Cook Islands Parliament approves amendments to Seabed Minerals Act

Photo: Cook Islands Seabed Minerals Authority

A Bill seeking to improve the overall seabed minerals regime was passed in Parliament Monday. 

Prime Minister Mark Brown presented the Seabed Minerals Amendment Bill 2024 for its second and third readings. 

The minister responsible for seabed minerals emphasised that the Bill introduces no major policy changes but rather aims to refine the existing regime. 

There were six amendments to the Seabed Minerals Act proposed in this Bill. 

They included the use of terms mining and minerals harvesting, standards and guidelines, due diligence recovery cost, information management, amending the annual reporting period to match the dates from which the licences are granted, as opposed to following a calendar year, and a process for a company that chooses to change its name. 

Brown said the amendments would apply to the three companies currently exploring Cook Islands waters. 

Speaking about the use of the terms mining and minerals harvesting, Brown told Parliament that mining is a broad term which ranges from extraction through to digging and cutting. 

“The clear feedback from our stakeholders and communities is that the preferred to use a specific term when we are referring to collecting nodules from the sea floor – so we have introduced the term ‘minerals harvesting’ to reflect the actual activity that takes place.” 

He said the standards and guidelines support the implementation of the Act and Regulations, and they were previously set out in the Exploration Regulations. 

“These Standards and Guidelines have now been elevated to the Seabed Minerals Act – and the process for developing them has been further refined, and now also includes a requirement for Cabinet approval.” 

Explaining the amendments to due diligence cost recovery, Brown said the Seabed Minerals Authority undertakes due diligence checks whenever companies propose to make management or governance changes. 

“These due diligence checks are costly, and currently the Authority does not charge fees for this service. This amendment will make clearer that the Authority can prescribe cost recovery fees.” 

The final amendment was related to information management. 

Brown said: “We have made some minor refinements to sections 18 and 18A to make the intention of these sections clearer.” 

Section 18 and 18A of the Seabed Minerals Act 2019 states: “Further provisions about information disclosures. Nothing in this Act permits disclosure by any person of third party information that – (a) is prohibited from disclosure by another law of the Cook Islands or a court order…” 

Opposition leader Tina Browne supported the amendment, praising the accompanying policy document for its clear explanation of both minor and substantive amendments. 

The Rakahanga MP highlighted the importance of the amendment in improving the Seabed Minerals Act’s effectiveness and administrative efficiency. 

Browne said that there was a lesson to be learnt from this Bill, adding “when we rush Bills through Parliament this would be the result”. 

Despite her concerns about rushed legislation, Browne commended the effective measures taken to address the identified gaps in the Bill. 

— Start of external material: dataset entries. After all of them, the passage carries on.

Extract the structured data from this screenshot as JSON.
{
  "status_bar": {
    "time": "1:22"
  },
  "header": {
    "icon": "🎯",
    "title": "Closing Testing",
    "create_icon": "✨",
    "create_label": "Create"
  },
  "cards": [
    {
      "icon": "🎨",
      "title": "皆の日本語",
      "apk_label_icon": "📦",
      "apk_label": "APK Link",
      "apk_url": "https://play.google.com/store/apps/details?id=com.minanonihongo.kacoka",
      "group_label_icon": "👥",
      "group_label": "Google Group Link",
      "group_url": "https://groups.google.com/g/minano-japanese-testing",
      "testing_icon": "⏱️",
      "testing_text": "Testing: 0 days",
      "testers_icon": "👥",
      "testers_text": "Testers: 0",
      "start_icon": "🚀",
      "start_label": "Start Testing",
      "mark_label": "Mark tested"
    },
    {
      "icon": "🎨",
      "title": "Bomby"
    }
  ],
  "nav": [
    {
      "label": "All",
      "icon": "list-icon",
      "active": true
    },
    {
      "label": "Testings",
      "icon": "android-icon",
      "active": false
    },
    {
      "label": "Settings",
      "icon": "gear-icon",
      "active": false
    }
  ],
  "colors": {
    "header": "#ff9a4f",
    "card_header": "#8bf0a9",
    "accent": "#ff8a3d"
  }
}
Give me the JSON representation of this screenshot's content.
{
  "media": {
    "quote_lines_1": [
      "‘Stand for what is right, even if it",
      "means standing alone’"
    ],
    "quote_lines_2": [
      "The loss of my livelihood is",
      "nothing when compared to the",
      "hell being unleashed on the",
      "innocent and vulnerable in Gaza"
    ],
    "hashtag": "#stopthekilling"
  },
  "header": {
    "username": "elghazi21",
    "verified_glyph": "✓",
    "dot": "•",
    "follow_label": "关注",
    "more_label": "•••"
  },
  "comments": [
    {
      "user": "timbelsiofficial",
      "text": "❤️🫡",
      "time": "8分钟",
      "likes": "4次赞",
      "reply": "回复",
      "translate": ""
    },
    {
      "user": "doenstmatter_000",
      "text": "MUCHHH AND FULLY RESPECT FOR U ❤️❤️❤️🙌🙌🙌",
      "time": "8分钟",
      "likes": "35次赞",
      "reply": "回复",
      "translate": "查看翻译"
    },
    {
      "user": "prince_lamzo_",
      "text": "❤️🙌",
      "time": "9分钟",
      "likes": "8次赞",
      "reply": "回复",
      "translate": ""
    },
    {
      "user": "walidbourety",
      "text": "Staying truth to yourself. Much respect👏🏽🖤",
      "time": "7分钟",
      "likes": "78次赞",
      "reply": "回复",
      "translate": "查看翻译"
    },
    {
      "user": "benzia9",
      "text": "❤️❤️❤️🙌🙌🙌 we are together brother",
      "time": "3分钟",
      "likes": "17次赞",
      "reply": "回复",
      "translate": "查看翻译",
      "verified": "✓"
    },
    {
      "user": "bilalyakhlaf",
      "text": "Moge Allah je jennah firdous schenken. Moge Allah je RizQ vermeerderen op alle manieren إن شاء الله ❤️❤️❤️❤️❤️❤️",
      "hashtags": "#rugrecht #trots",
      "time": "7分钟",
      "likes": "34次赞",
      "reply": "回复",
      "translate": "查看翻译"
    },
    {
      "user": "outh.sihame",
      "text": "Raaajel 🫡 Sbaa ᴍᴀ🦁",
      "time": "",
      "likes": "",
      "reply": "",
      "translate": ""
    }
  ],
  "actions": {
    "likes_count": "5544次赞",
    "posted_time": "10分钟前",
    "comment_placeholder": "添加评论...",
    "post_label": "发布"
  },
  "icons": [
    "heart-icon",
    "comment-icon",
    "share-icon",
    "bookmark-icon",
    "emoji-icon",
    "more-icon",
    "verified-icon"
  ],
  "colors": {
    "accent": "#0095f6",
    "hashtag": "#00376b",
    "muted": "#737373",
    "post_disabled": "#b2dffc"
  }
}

“I have gone through the policy document and understand the amendments that are being made.” 

Prime Minister Brown clarified that the amendments were not a result of rushed legislation but rather part of a planned process of ongoing evaluation and improvement based on acquired knowledge. 

He said that since it was now two years into the exploration process, the Seabed Minerals Authority has been reviewing its laws and processes, identifying areas for improvement to ensure they are fit for purpose. 

“We are building a world leading seabed minerals sector based on best principles and practices, with an effective, robust legal framework, to benefit the Cook Islands and our people.” 

Brown added that this Friday, February 23, marked the second year of the exploration minerals programme, and he was pleased to see their goals becoming a reality and more opportunities created. 

He reiterated that they are only allowing exploration to take place at this stage and not contemplating harvesting.  

“Anyone who says that the Government is going ahead with harvesting is peddling misinformation,” he said.